I did live it, I did suffer it

I am Puerto Rican and I don’t know what to choose in the “race” box. Do I choose white, because my grandmother’s skin color is light? Also, who determines the shades of black? Should I choose black because my mother’s skin color is dark?. Some people call me “negrita” (little black), is it used as a term of affection or is it because I am black?

How can I identify myself?

Those were questions I asked myself for many years while I was living in Puerto Rico. Oh, and believe me, I had access to great education so that was not the problem. The situation is that in our island, thanks to our ancestors, we have a very diverse population. For example, this is my grandmother and my mother:

At school it was no different, I had friends of every color: white, black, mulatto, Indian, albino, mestizo.

And yes, racism exists, everywhere, including Puerto Rico. However, I did not live it, I did not suffer it, I did not understand it.

Well, that’s what I thought…

From a very young age my hair went through a lot of chemicals in order for me to have it straight. It was a tradition that I followed through until I was 25 years old. I did not see it as something negative as it was part of my identity, of my routine. I received comments like “straighten your hair”, “I can see your edges”, “you have bad hair”, “your is burnt, it stinks” but ignorantly, they did not affect me. For me, the solution was to have the perfect hair, regardless of the methods. And by methods I mean, spending a lot of money in the hair salon(which I went to weekly), spending long hours with the air dryer, not going out as much because of humidity and depriving myself of activities that involved water. I did live it, I did suffer it, and now I understand it.
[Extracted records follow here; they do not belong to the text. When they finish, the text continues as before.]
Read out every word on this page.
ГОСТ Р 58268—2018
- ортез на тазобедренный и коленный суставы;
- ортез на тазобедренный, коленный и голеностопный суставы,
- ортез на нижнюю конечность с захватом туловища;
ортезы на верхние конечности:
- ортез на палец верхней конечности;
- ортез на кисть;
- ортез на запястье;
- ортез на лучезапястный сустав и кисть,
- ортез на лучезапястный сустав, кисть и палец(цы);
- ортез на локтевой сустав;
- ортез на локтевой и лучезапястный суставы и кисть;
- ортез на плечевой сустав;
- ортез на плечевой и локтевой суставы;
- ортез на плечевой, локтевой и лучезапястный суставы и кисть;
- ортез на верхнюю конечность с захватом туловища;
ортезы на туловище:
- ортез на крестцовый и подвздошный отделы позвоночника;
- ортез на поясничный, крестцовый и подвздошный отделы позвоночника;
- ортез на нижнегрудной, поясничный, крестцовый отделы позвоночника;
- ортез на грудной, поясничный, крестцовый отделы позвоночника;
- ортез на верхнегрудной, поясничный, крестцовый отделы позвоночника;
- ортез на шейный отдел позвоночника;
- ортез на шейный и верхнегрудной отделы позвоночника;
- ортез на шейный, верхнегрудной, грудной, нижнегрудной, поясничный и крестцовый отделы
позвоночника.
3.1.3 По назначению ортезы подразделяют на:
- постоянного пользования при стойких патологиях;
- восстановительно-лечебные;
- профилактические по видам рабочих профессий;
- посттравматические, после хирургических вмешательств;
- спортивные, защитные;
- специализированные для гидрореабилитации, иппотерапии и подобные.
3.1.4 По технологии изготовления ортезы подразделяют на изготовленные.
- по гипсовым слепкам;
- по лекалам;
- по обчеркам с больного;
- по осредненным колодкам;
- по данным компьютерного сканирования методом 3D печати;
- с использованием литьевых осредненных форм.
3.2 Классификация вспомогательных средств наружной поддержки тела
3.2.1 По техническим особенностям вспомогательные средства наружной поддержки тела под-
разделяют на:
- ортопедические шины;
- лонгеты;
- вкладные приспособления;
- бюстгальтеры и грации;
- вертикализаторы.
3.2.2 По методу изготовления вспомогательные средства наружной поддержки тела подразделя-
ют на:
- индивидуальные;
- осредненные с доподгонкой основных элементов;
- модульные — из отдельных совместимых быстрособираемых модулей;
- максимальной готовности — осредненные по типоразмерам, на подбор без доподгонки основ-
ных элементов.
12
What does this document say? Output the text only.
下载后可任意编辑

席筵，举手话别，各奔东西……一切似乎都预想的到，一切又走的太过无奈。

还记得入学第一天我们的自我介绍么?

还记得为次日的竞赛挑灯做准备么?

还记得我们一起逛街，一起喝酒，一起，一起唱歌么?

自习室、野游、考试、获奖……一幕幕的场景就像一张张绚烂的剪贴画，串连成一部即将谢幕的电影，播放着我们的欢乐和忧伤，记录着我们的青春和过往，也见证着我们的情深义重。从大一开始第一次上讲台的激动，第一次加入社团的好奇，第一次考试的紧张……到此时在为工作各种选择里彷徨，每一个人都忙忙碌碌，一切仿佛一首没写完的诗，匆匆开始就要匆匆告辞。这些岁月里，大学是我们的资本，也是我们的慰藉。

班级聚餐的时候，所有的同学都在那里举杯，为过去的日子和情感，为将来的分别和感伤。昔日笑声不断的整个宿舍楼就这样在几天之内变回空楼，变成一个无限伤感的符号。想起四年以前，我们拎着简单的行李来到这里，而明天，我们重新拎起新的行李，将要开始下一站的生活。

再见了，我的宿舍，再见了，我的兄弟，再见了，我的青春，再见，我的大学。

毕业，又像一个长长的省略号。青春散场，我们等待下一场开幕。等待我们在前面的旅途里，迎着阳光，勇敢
Then there was other typical comments, such as “negra perfilada or negra fina”, which means a black person with facial features of a white person. But don’t think that because you’re a “negra perfilada”, you will be at the same level as a light skin person. Your grandmother, mother and even your aunts, will tell you “no atraces la raza”. That means to not romantically relate yourself to a black person because it will affect your future. Who wants to have dark skin babies, with curly hair, big nose and big lips?If your skin color is light, don’t relate with someone dark, if your skin color is dark, don’t relate with someone darker than you. Unconsciously, those comments affected me when I looked myself at the mirror and even when choosing a romantic partner.

I did live it, I did suffer it, and now I understand it.

In case you didn’t know, every Puerto Rican has Africa in their blood. It may not be reflected in your physical features, but it is in your DNA. It is not okay to be silent because you think racism does not apply to you. It is not okay to ignore it because you do not live it or suffer it. Racism, whether based entirely on comments, on physical abuse, on injustices, on death, has to stop. This fight belongs to EVERYONE, NOTHING exempts you. Besides, what is the big deal with accepting our roots? Africa gives us flavor, gives us color, gives us movements, gives us essence, and above all, makes us human.

I’m begging you, please stop offending others, stop with the prejudice, stop denying who you are, stop being ignorant.

Actually, I did live it, I did suffer it, and now I understand that I am not “negrita”, I am BLACK and that is what I choose in the box; that I do not have “bad hair”, but I am AFROLATINA, that I am black AND beautiful and that my life is worth the same as everyone else’s.